Operations of key Sino-Environment unit have ceased

By LYNETTE KHOO
24 February 2010

Sino-Environment said that all business operations at its main subsidiary in Fuzhou have ceased, leaving its plant and equipment sitting idle.

The group may not be able to record any revenue until its operations are resumed, its board of directors said in a regulatory filing yesterday.

Upon any restructuring, it is estimated to take eight to 12 months to secure new contracts and restore business contracts. To reduce burn rate, the board said the company will undertake a major cost-cutting exercise, which could include relocating its current office premises from Suntec Tower to a less costly premise.

These updates were posted by the group following a press conference held by retail investor watchdog Singapore Investors Association (Singapore chief David Gerald yesterday afternoon.

Mr. Gerald had urged the new directors who joined Sino-Environment in January to break the silence and inform investors on what immediate actions they have taken to recover the group assets, resolve issues raised by special auditors and rectify a $149 million convertible bond default.

‘We need answers from the board and the new CEO,’ Mr. Gerald said. He also questioned why there has been no transfer of money despite claims by former group executive directors that there was $14 million in a Xiamen bank which they could transfer to a Singapore account.

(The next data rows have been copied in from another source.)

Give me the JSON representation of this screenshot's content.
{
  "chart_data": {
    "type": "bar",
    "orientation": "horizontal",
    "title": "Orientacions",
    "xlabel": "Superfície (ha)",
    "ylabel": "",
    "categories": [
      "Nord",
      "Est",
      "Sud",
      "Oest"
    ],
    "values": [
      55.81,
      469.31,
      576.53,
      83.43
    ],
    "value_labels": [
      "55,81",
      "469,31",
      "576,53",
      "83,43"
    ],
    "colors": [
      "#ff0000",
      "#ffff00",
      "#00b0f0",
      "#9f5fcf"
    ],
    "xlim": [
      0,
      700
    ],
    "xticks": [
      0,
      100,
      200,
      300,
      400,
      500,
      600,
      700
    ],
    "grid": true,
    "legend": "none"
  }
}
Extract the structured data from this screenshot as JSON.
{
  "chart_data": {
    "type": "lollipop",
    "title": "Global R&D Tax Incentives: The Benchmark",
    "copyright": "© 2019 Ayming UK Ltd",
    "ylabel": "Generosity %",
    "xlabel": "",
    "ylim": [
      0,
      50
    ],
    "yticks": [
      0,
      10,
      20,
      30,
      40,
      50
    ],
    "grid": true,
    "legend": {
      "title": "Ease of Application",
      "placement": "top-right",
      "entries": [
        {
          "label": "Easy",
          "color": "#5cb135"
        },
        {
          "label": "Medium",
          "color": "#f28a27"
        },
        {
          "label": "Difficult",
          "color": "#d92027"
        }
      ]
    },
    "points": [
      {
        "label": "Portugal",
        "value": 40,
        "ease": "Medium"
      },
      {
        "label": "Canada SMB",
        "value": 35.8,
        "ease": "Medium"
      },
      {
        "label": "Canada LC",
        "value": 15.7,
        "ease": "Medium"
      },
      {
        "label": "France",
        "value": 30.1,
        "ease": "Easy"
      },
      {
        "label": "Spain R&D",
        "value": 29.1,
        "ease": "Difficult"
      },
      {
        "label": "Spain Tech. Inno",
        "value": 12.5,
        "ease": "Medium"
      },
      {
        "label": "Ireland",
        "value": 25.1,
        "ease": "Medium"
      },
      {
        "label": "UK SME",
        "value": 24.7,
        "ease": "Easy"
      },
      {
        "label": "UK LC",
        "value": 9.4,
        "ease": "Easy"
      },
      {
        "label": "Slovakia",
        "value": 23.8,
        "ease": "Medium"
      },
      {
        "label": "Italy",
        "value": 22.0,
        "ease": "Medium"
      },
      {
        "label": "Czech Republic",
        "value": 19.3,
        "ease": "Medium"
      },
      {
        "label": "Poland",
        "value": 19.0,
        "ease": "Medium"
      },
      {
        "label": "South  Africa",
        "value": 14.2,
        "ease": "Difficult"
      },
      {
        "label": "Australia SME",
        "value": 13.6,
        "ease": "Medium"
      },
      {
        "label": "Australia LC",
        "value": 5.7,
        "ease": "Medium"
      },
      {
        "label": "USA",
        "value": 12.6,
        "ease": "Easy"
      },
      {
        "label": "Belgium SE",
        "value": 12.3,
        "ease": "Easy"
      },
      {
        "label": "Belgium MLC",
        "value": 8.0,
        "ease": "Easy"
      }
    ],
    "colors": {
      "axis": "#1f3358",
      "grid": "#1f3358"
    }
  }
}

Sino-Environment informed yesterday that its new directors met up with bondholders in its Fuzhou plant last month and are currently in discussions on a standstill agreement. The board is also reviewing the group’s corporate governance and internal controls procedures ‘with the objective of tightening identified and perceived gaps’.

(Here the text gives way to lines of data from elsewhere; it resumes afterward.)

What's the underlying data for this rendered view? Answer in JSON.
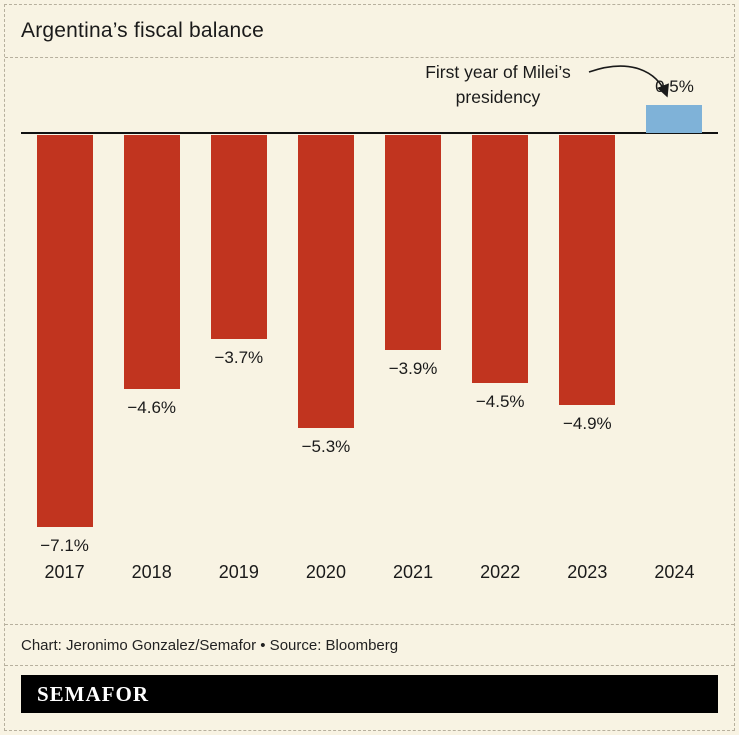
{
  "page": {
    "background": "#f8f3e3"
  },
  "header": {
    "title": "Argentina’s fiscal balance"
  },
  "chart_data": {
    "type": "bar",
    "title": "Argentina’s fiscal balance",
    "categories": [
      "2017",
      "2018",
      "2019",
      "2020",
      "2021",
      "2022",
      "2023",
      "2024"
    ],
    "values": [
      -7.1,
      -4.6,
      -3.7,
      -5.3,
      -3.9,
      -4.5,
      -4.9,
      0.5
    ],
    "labels": [
      "−7.1%",
      "−4.6%",
      "−3.7%",
      "−5.3%",
      "−3.9%",
      "−4.5%",
      "−4.9%",
      "0.5%"
    ],
    "unit": "%",
    "xlabel": "",
    "ylabel": "",
    "ylim": [
      -7.5,
      1
    ],
    "grid": false,
    "legend": "none",
    "colors": {
      "negative": "#c1341f",
      "positive": "#7fb2d8",
      "baseline": "#111111"
    },
    "annotation": {
      "line1": "First year of Milei’s",
      "line2": "presidency"
    }
  },
  "footer": {
    "credit": "Chart: Jeronimo Gonzalez/Semafor • Source: Bloomberg",
    "logo": "SEMAFOR"
  }
}
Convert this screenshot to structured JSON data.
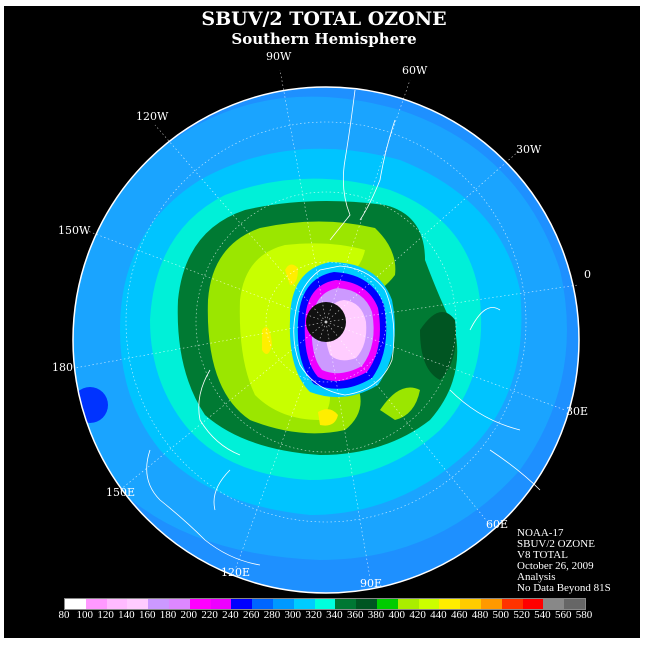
{
  "title": "SBUV/2 TOTAL OZONE",
  "subtitle": "Southern Hemisphere",
  "longitude_labels": [
    {
      "id": "90w",
      "text": "90W"
    },
    {
      "id": "60w",
      "text": "60W"
    },
    {
      "id": "30w",
      "text": "30W"
    },
    {
      "id": "120w",
      "text": "120W"
    },
    {
      "id": "150w",
      "text": "150W"
    },
    {
      "id": "0",
      "text": "0"
    },
    {
      "id": "180",
      "text": "180"
    },
    {
      "id": "30e",
      "text": "30E"
    },
    {
      "id": "150e",
      "text": "150E"
    },
    {
      "id": "60e",
      "text": "60E"
    },
    {
      "id": "120e",
      "text": "120E"
    },
    {
      "id": "90e",
      "text": "90E"
    }
  ],
  "info": {
    "satellite": "NOAA-17",
    "instrument": "SBUV/2 OZONE",
    "product": "V8 TOTAL",
    "date": "October 26, 2009",
    "type": "Analysis",
    "note": "No Data Beyond 81S"
  },
  "colorbar": {
    "labels": [
      "80",
      "100",
      "120",
      "140",
      "160",
      "180",
      "200",
      "220",
      "240",
      "260",
      "280",
      "300",
      "320",
      "340",
      "360",
      "380",
      "400",
      "420",
      "440",
      "460",
      "480",
      "500",
      "520",
      "540",
      "560",
      "580"
    ],
    "colors": [
      "#ffffff",
      "#ff99ff",
      "#ffbbff",
      "#ffccff",
      "#cc99ff",
      "#dd88ff",
      "#ff00ff",
      "#ee00ff",
      "#0000ff",
      "#0066ff",
      "#0099ff",
      "#00ccff",
      "#00ffdd",
      "#007733",
      "#005522",
      "#00cc00",
      "#aaee00",
      "#ccff00",
      "#ffee00",
      "#ffcc00",
      "#ff9900",
      "#ff3300",
      "#ff0000",
      "#888888",
      "#666666"
    ]
  },
  "colors": {
    "background": "#000000",
    "ocean_base": "#1e90ff",
    "polar_night": "#111111"
  }
}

The board is also planning to task its auditors, PricewaterhouseCoopers (PwC), to continue with its review on cash transactions and bank balances during the financial year ended Dec 31, 2009.

PwC’s probe into Sino-Environment last year discovered that some $85 million of cash transactions were allegedly made without board approval and knowledge. But the Fuzhou Public Security Bureau in China said in December it found no evidence of chairman Sun Jiangrong embezzling company funds and decided not to put the case on file.

Mr. Gerald urged Mr. Sun to come to Singapore and explain to shareholders on the missing cash, unauthorised investments, and his conduct - now that he is no longer under probe by the Chinese authorities.

‘He’s got a lot to explain,’ Mr. Gerald said, referring to Mr. Sun’s debt woes that snowballed into a convertible bond default for the group, which soon was followed by missing cash in the company.

Mr. Gerald yesterday urged the board to remove Mr. Sun as the legal rep and set up an investigating committee to work with the provincial government.